1. The eighth son of Jacob and second of two sons through Zilpah, Leah’s maidservant. (Gen. 35:26) Thus Asher’s only full brother was Gad. Asher’s four sons and one daughter are listed at 1 Chronicles 7:30, though his wife is not named. He was not prominent among the twelve sons of Jacob. However, in his father’s deathbed prophecy, Asher was promised a life blessed with an abundance of rich foods (Gen. 49:20), and the history of his descendants demonstrates the fulfillment of this prediction.
2. The name applies as well to the tribe descended from Asher.

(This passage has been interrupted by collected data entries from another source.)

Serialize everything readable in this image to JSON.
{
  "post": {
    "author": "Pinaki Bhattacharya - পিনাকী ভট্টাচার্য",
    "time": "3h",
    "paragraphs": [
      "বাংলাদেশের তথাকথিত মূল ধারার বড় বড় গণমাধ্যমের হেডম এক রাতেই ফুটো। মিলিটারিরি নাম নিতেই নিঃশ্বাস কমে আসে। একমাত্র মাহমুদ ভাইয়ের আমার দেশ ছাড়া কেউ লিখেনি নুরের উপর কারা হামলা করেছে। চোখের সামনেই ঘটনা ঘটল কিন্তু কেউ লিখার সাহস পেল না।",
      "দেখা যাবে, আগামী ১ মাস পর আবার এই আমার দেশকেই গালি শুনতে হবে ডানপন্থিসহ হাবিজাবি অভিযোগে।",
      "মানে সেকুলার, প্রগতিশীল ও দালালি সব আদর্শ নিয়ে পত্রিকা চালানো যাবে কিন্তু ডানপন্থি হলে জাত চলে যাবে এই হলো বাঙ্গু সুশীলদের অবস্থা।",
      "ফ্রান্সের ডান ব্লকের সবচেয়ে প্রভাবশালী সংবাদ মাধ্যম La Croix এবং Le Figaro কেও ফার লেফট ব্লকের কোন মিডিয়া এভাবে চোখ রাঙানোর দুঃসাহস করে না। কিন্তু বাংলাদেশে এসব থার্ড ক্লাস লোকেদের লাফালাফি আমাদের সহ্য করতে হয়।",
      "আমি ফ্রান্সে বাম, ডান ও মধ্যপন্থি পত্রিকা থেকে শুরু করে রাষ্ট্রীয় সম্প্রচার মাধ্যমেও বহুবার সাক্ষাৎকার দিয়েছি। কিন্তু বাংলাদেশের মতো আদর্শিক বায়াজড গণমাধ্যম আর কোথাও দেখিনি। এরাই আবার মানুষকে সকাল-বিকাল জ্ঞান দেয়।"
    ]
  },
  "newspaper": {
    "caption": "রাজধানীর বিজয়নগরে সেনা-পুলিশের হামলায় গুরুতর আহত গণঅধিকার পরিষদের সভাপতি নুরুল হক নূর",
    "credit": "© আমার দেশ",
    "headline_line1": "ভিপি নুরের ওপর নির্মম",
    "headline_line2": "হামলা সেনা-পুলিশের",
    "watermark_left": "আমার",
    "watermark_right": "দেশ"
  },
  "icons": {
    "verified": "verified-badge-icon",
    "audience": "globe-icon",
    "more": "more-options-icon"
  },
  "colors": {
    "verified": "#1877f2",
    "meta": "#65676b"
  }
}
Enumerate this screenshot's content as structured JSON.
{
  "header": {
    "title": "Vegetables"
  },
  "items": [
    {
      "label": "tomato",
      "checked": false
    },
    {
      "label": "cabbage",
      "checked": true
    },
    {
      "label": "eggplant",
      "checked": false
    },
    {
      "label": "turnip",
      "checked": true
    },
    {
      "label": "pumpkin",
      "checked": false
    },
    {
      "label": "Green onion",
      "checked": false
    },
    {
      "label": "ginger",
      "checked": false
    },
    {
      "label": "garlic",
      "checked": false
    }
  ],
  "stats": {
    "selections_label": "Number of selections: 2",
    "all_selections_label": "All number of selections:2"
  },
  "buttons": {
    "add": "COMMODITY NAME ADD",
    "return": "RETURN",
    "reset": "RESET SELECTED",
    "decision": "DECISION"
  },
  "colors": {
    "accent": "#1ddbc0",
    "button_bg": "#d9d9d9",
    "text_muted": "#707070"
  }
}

A year after the exodus from Egypt the tribe’s adult male descendants of Asher numbered 41,500 (Num. 1:41) and, about thirty-nine years later, had increased to 53,400 making it the fifth most populous tribe. (Num. 26:47) In the camp of Israel Asher occupied a position on the north side of the tabernacle, with the tribes of Dan and Naphtali.—Num. 2:25-30.
Prior to entry into Canaan, Moses’ prophetic blessing again predicted a prosperous portion for Asher. The tribe was figuratively to ‘dip its foot in oil.’ (Deut. 33:24, 25; compare Job 29:6.) Their allotment of territory stretched along the Mediterranean coastal plains from below the town of Dor, S of Mount Carmel, on up to the N boundary of Palestine at Sidon. (Josh. 17:7-11; 19:24-31) This included some of the most fertile land in all Palestine, where olive trees would provide abundant oil, while other fruits would provide dainties fit to grace a royal table. (Gen. 49:20; Deut. 33:24) The territories of Zebulun and Naphtali lay along Asher’s E boundary, with Manasseh and Issachar to the S and SE.
3. Asher appears to be the name of a town listed as on the boundary of the tribe of Manasseh. (Josh. 17:7) The suggested location is Teyasir about eleven miles (17.7 kilometers) NE of Shechem on the road to Beth-shean. However, it may be noted that Asher is also referred to in this same account at verse 10, where it clearly refers to the tribal territory of Asher.